HP Liddon, Sermoni della Passione, p. 18.
Il mistero della croce.
I. Siamo tutti d'accordo che Dio è buono; lo fanno almeno tutti coloro che lo adorano in spirito e verità. Adoriamo la sua maestà perché è la maestà morale e spirituale della perfetta bontà; rendiamo grazie a Lui per la sua grande gloria perché è gloria, non solo di perfetta potenza, sapienza, ordine, giustizia, ma di perfetto amore, di perfetta magnanimità, beneficenza, attività, condiscendenza, pietà, in una parola di perfetta grazia .
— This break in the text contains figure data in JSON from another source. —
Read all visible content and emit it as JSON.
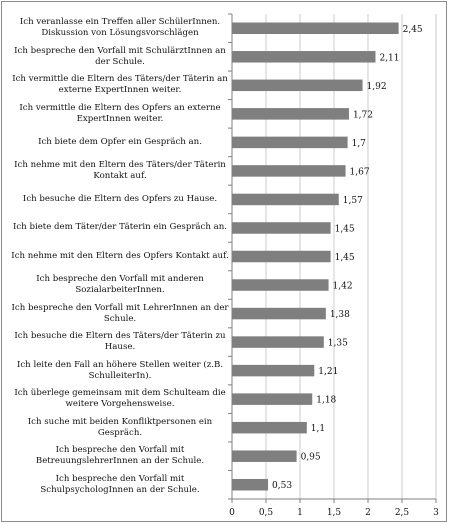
{
  "chart_data": {
    "type": "bar",
    "orientation": "horizontal",
    "categories": [
      "Ich veranlasse ein Treffen aller SchülerInnen. Diskussion von Lösungsvorschlägen",
      "Ich bespreche den Vorfall mit SchulärztInnen an der Schule.",
      "Ich vermittle die Eltern des Täters/der Täterin an externe ExpertInnen weiter.",
      "Ich vermittle die Eltern des Opfers an externe ExpertInnen weiter.",
      "Ich biete dem Opfer ein Gespräch an.",
      "Ich nehme mit den Eltern des Täters/der Täterin Kontakt auf.",
      "Ich besuche die Eltern des Opfers zu Hause.",
      "Ich biete dem Täter/der Täterin ein Gespräch an.",
      "Ich nehme mit den Eltern des Opfers Kontakt auf.",
      "Ich bespreche den Vorfall mit anderen SozialarbeiterInnen.",
      "Ich bespreche den Vorfall mit LehrerInnen an der Schule.",
      "Ich besuche die Eltern des Täters/der Täterin zu Hause.",
      "Ich leite den Fall an höhere Stellen weiter (z.B. SchulleiterIn).",
      "Ich überlege gemeinsam mit dem Schulteam die weitere Vorgehensweise.",
      "Ich suche mit beiden Konfliktpersonen ein Gespräch.",
      "Ich bespreche den Vorfall mit BetreuungslehrerInnen an der Schule.",
      "Ich bespreche den Vorfall mit SchulpsychologInnen an der Schule."
    ],
    "values": [
      2.45,
      2.11,
      1.92,
      1.72,
      1.7,
      1.67,
      1.57,
      1.45,
      1.45,
      1.42,
      1.38,
      1.35,
      1.21,
      1.18,
      1.1,
      0.95,
      0.53
    ],
    "value_labels": [
      "2,45",
      "2,11",
      "1,92",
      "1,72",
      "1,7",
      "1,67",
      "1,57",
      "1,45",
      "1,45",
      "1,42",
      "1,38",
      "1,35",
      "1,21",
      "1,18",
      "1,1",
      "0,95",
      "0,53"
    ],
    "xlim": [
      0,
      3
    ],
    "x_ticks": [
      0,
      0.5,
      1,
      1.5,
      2,
      2.5,
      3
    ],
    "x_tick_labels": [
      "0",
      "0,5",
      "1",
      "1,5",
      "2",
      "2,5",
      "3"
    ],
    "title": "",
    "xlabel": "",
    "ylabel": "",
    "grid": "vertical",
    "legend": "none",
    "colors": {
      "bar": "#7f7f7f",
      "grid": "#bfbfbf",
      "axis": "#808080",
      "text": "#111111"
    }
  }
}
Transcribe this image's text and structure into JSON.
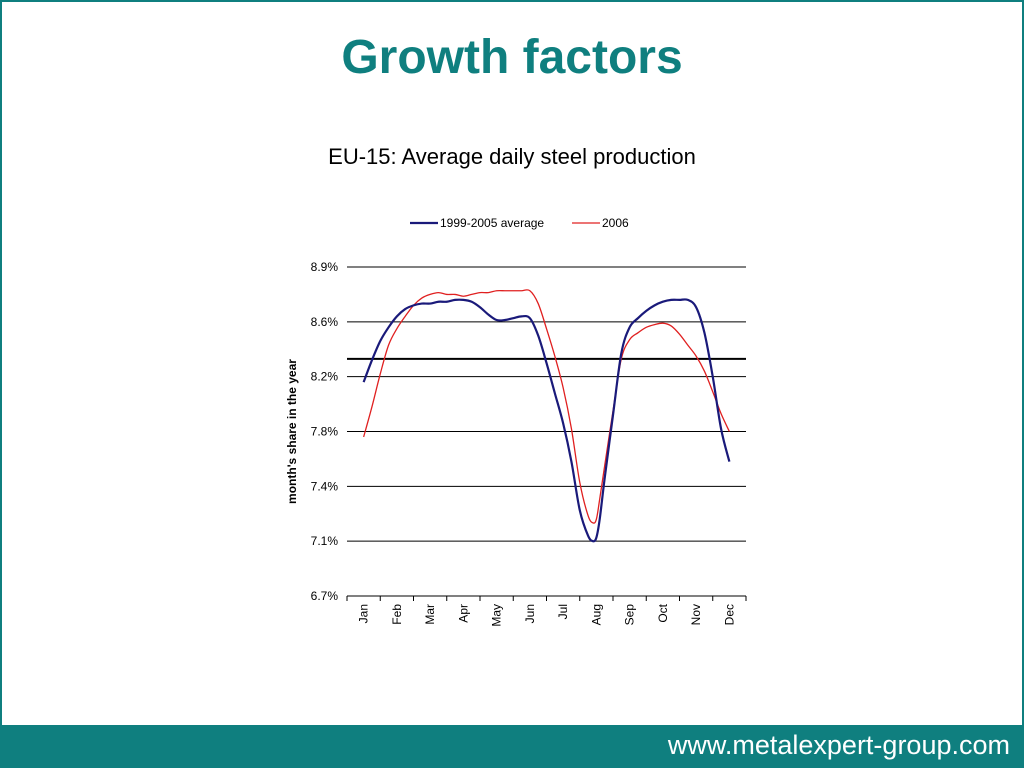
{
  "slide": {
    "title": "Growth factors",
    "accent_color": "#0f7f7f",
    "footer_url": "www.metalexpert-group.com"
  },
  "chart_data": {
    "type": "line",
    "title": "EU-15: Average daily steel production",
    "xlabel": "",
    "ylabel": "month's share in the year",
    "categories": [
      "Jan",
      "Feb",
      "Mar",
      "Apr",
      "May",
      "Jun",
      "Jul",
      "Aug",
      "Sep",
      "Oct",
      "Nov",
      "Dec"
    ],
    "yticks": [
      "6.7%",
      "7.1%",
      "7.4%",
      "7.8%",
      "8.2%",
      "8.6%",
      "8.9%"
    ],
    "ylim": [
      6.7,
      8.9
    ],
    "grid": true,
    "reference_line": 8.33,
    "legend_position": "top",
    "series": [
      {
        "name": "1999-2005 average",
        "color": "#1a1a7a",
        "x": [
          1,
          1.25,
          1.5,
          1.75,
          2,
          2.25,
          2.5,
          2.75,
          3,
          3.25,
          3.5,
          3.75,
          4,
          4.25,
          4.5,
          4.75,
          5,
          5.25,
          5.5,
          5.75,
          6,
          6.25,
          6.5,
          6.75,
          7,
          7.25,
          7.5,
          7.75,
          7.9,
          8,
          8.1,
          8.25,
          8.5,
          8.75,
          9,
          9.25,
          9.5,
          9.75,
          10,
          10.25,
          10.5,
          10.75,
          11,
          11.25,
          11.5,
          11.75,
          12
        ],
        "values": [
          8.16,
          8.32,
          8.46,
          8.56,
          8.63,
          8.67,
          8.69,
          8.7,
          8.7,
          8.71,
          8.71,
          8.72,
          8.72,
          8.71,
          8.68,
          8.64,
          8.61,
          8.61,
          8.62,
          8.63,
          8.62,
          8.5,
          8.3,
          8.08,
          7.86,
          7.58,
          7.27,
          7.13,
          7.1,
          7.12,
          7.22,
          7.46,
          7.92,
          8.37,
          8.56,
          8.62,
          8.66,
          8.69,
          8.71,
          8.72,
          8.72,
          8.72,
          8.68,
          8.52,
          8.2,
          7.82,
          7.58
        ]
      },
      {
        "name": "2006",
        "color": "#e02020",
        "x": [
          1,
          1.25,
          1.5,
          1.75,
          2,
          2.25,
          2.5,
          2.75,
          3,
          3.25,
          3.5,
          3.75,
          4,
          4.25,
          4.5,
          4.75,
          5,
          5.25,
          5.5,
          5.75,
          6,
          6.25,
          6.5,
          6.75,
          7,
          7.25,
          7.5,
          7.75,
          7.9,
          8,
          8.1,
          8.25,
          8.5,
          8.75,
          9,
          9.25,
          9.5,
          9.75,
          10,
          10.25,
          10.5,
          10.75,
          11,
          11.25,
          11.5,
          11.75,
          12
        ],
        "values": [
          7.76,
          7.98,
          8.22,
          8.43,
          8.55,
          8.63,
          8.69,
          8.73,
          8.75,
          8.76,
          8.75,
          8.75,
          8.74,
          8.75,
          8.76,
          8.76,
          8.77,
          8.77,
          8.77,
          8.77,
          8.77,
          8.7,
          8.55,
          8.35,
          8.12,
          7.82,
          7.43,
          7.24,
          7.2,
          7.22,
          7.33,
          7.55,
          7.95,
          8.33,
          8.47,
          8.52,
          8.56,
          8.58,
          8.59,
          8.57,
          8.51,
          8.43,
          8.35,
          8.24,
          8.09,
          7.93,
          7.8
        ]
      }
    ]
  }
}
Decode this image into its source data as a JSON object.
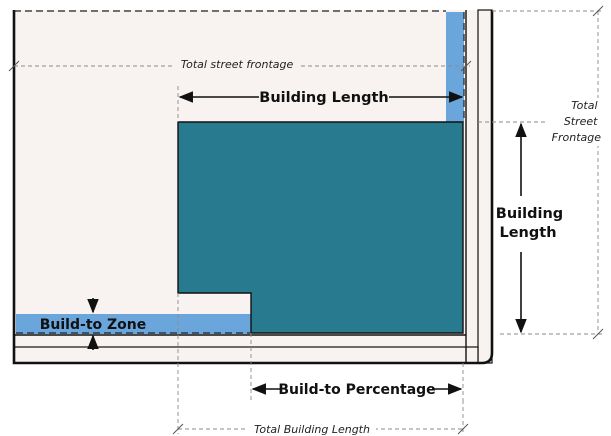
{
  "labels": {
    "total_street_frontage_top": "Total street frontage",
    "building_length_top": "Building Length",
    "total_street_frontage_right": [
      "Total",
      "Street",
      "Frontage"
    ],
    "building_length_right": [
      "Building",
      "Length"
    ],
    "build_to_zone": "Build-to Zone",
    "build_to_percentage": "Build-to Percentage",
    "total_building_length": "Total Building Length"
  },
  "colors": {
    "lot_fill": "#f8f2f0",
    "build_to_zone_fill": "#6aa6dc",
    "building_fill": "#287b8e",
    "outline": "#111111"
  }
}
Ma quanto deve comprendere l'ultima parola finché c'è miseria e male nel mondo, o in qualsiasi altro angolo dell'intero universo! La grazia, per essere perfetta, deve manifestarsi perdonando gentilmente i penitenti; la pietà, per essere perfetta, deve manifestarsi aiutando i miseri; la beneficenza, per essere perfetta, deve manifestarsi liberando gli oppressi.
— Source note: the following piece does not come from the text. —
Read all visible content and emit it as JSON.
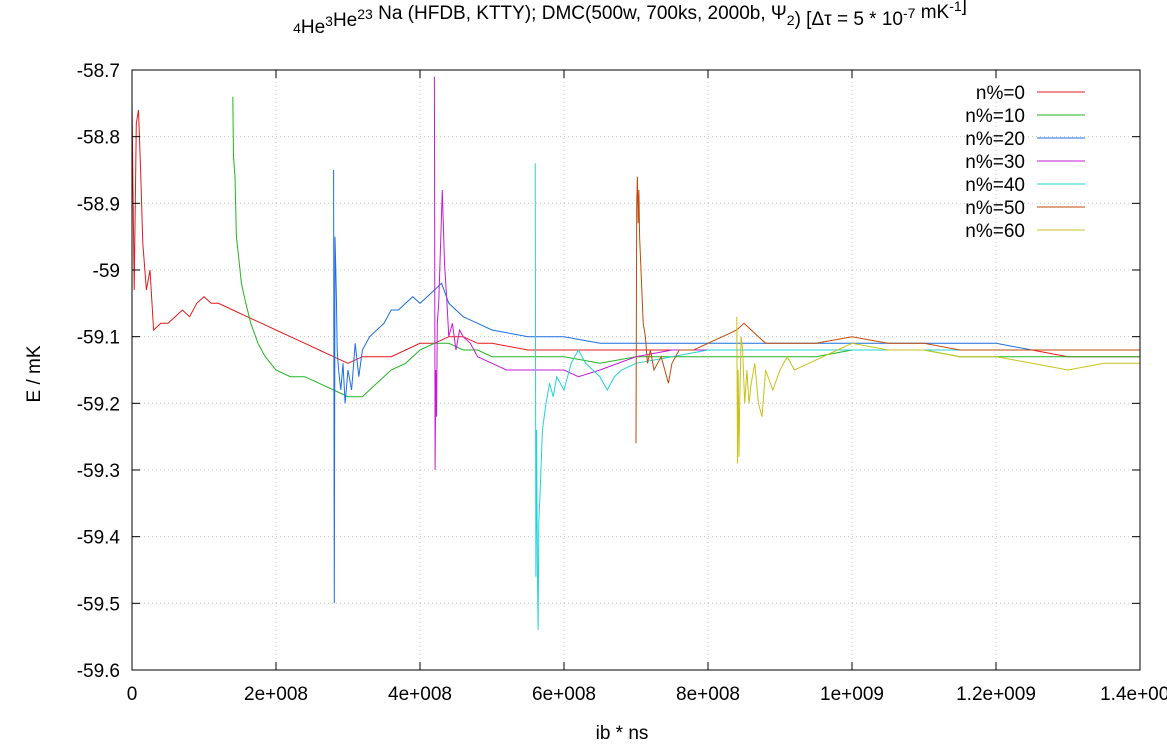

II. Gli Apostoli credevano, e credevano tutti coloro che accettavano il loro Vangelo, di aver trovato per la parola "grazia" un significato più profondo di quanto non fosse mai stato rivelato ai profeti del tempo antico; che la grazia e la bontà, se erano perfette, implicavano il sacrificio di sé. Se l'uomo può essere così buono, Dio deve essere infinitamente migliore; se l'uomo può amare tanto, Dio deve amare di più; se l'uomo, scrollandosi di dosso l'egoismo che è la sua rovina, può compiere azioni nobili, allora Dio, in cui non c'è affatto egoismo, potrebbe almeno aver compiuto un'azione tanto al di sopra del suo quanto i cieli sono sopra la terra.
Non dobbiamo forse confessare che il sacrificio di sé dell'uomo non è che un povero e vago riflesso del sacrificio di sé di Dio? Non troveremo forse, come migliaia di persone hanno trovato prima, nella Croce del Calvario, la perfetta soddisfazione dei nostri più alti istinti morali, la realizzazione in atto e di fatto dell'idea più alta che possiamo formarci di perfetta condiscendenza, cioè l'abnegazione? esercitato da un Essere al quale la perfetta condiscendenza, l'amore e il sacrificio di sé non erano richiesti da nulla in cielo o in terra se non per la necessità della sua stessa bontà perfetta e inconcepibile?
C. Kingsley, Sermoni di Westminster, p. 1.
Riferimenti: Filippesi 2:5 . G. Huntingdon, Sermoni per le Sacre Stagioni, p. 75; TA White, Pulpito della Chiesa d'Inghilterra, vol. ix., pag. 159; Rivista del sacerdote, vol. iv., pag. 88. Filippesi 2:5 . Ibid., vol. vi., pag. 148.